The Children’s National Center for Neuroscience and Behavioral Medicine, consistently ranked in the top 10 by U.S. News & World Report (5th in Neurology and Neurosurgery for 2019-2020), hosted the 29th Annual Pediatric Neurology Update course in April 2019. The Center is committed to translating the newest discoveries in child neurology to more effective treatments.

This year’s course featured three critical areas in pediatric neuroscience and neurodevelopment: epilepsy with focuses on innovations in epilepsy surgery and new therapeutics; tuberous sclerosis including neurosurgical advances and transition to adulthood; and autism spectrum disorder with emphasis on new understandings and prerequisites for an “Autism Friendly Hospital.”

Internationally-renowned speakers complemented talks from Children’s faculty. The Richmond Paine Lecturer, Shlomo Shinnar, M.D., Ph.D., a renowned epileptologist, spoke on the Consequences of Prolonged Febrile Seizures, and was followed by William D. Gaillard, M.D., and others from Children’s to discuss innovative aspects of epilepsy management. Chima Oluigbo, M.D., director of functional neurosurgery at Children’s, discussed new techniques and indications for epilepsy surgery, while Howard Weiner, M.D., this year’s McCullough Lecturer, presented his groundbreaking work on surgery for children with epilepsy and tuberous sclerosis.

The Children’s National expanded tuberous sclerosis team also discussed new innovations.

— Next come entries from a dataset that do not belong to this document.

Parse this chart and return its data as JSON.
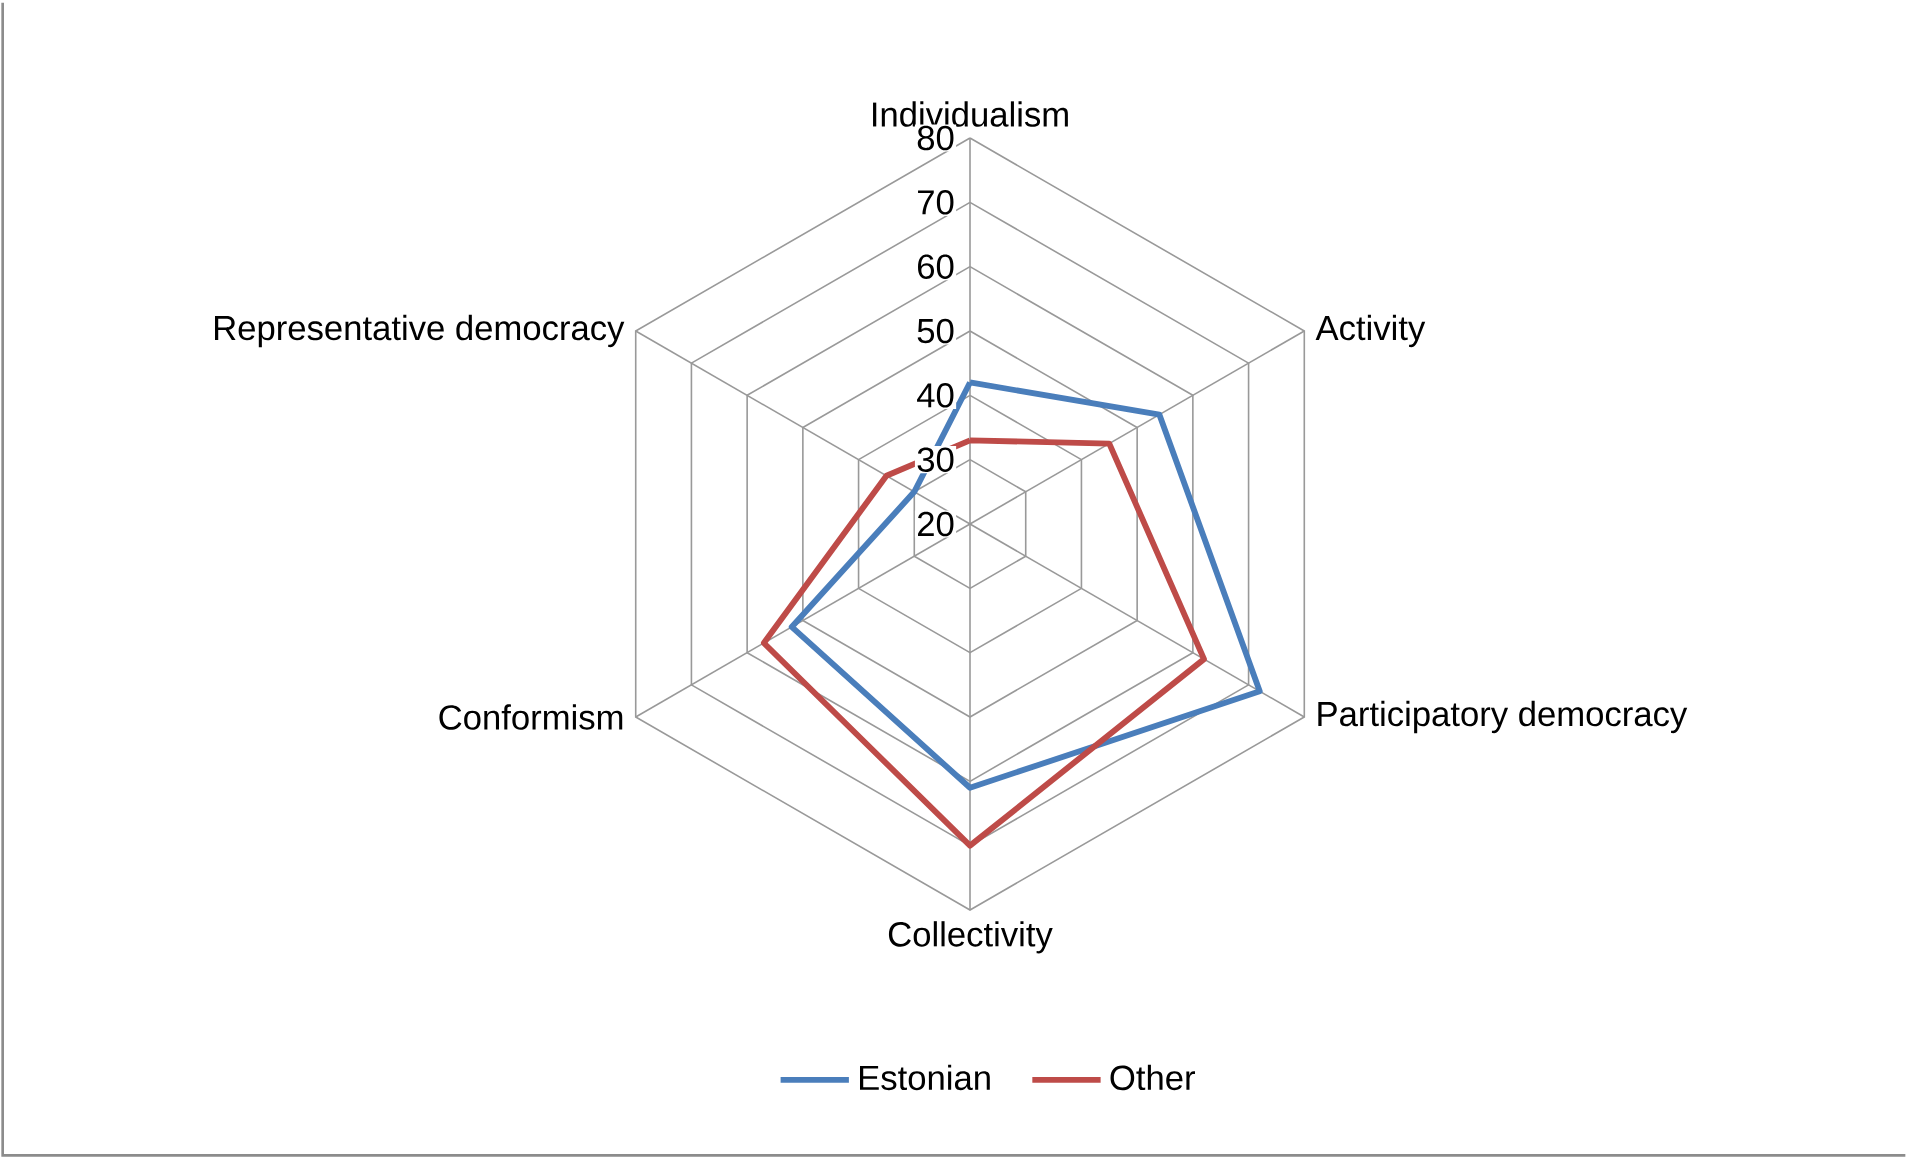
{
  "chart_data": {
    "type": "radar",
    "categories": [
      "Individualism",
      "Activity",
      "Participatory democracy",
      "Collectivity",
      "Conformism",
      "Representative democracy"
    ],
    "series": [
      {
        "name": "Estonian",
        "color": "#4a7ebb",
        "values": [
          42,
          54,
          72,
          61,
          52,
          30
        ]
      },
      {
        "name": "Other",
        "color": "#be4b48",
        "values": [
          33,
          45,
          62,
          70,
          57,
          35
        ]
      }
    ],
    "ylim": [
      20,
      80
    ],
    "yticks": [
      20,
      30,
      40,
      50,
      60,
      70,
      80
    ],
    "grid": true,
    "legend": "bottom"
  }
}
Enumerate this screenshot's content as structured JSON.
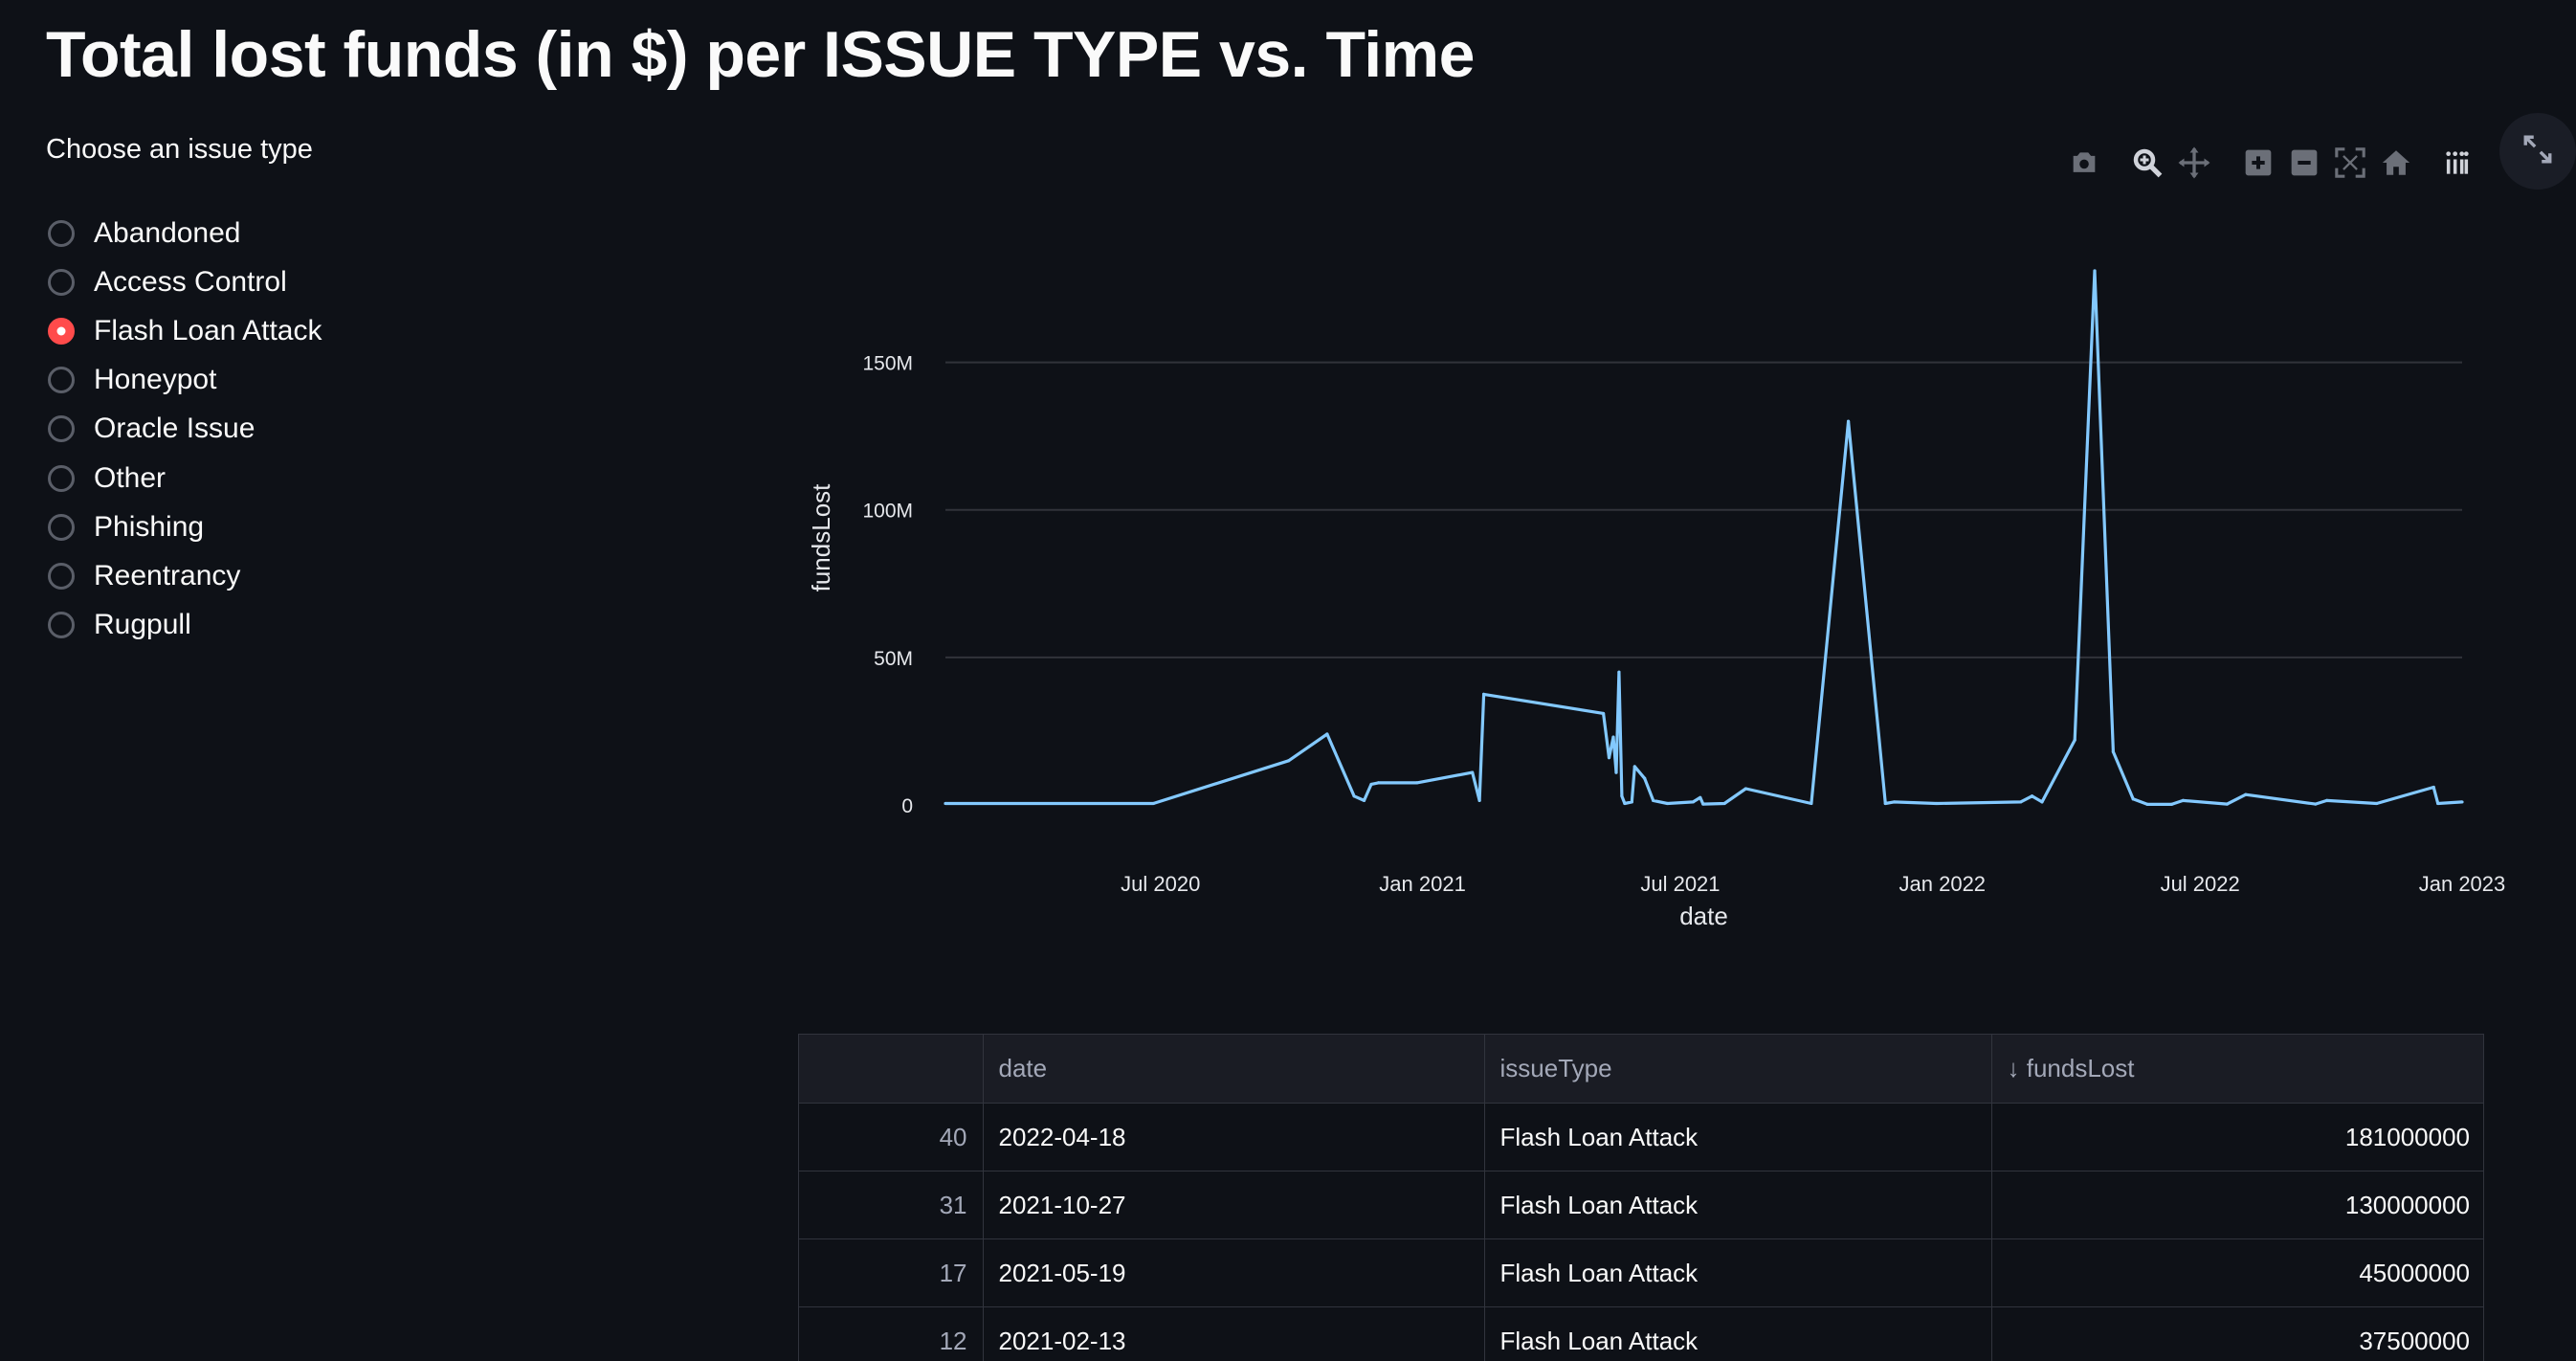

This included new therapeutic initiatives aided by Martina Bebin, M.D., M.P.A., national principal investigator of the Prevent Trial (sponsored by the TS Alliance) and Peter Crino, M.D., Ph.D., Chair of the Department of Neurology at the University of Maryland School of Medicine, discussing transition of TS care to adulthood.

The final session covered multiple aspects of the care of children with autism spectrum disorder, led by Lauren Kenworthy, Ph.D., and Kevin Pelphrey, Ph.D., and others in the concerted efforts of Children’s National to create an Autism Friendly Hospital and initiatives to enhance family and patient education (The GetWellNetwork) and translational care.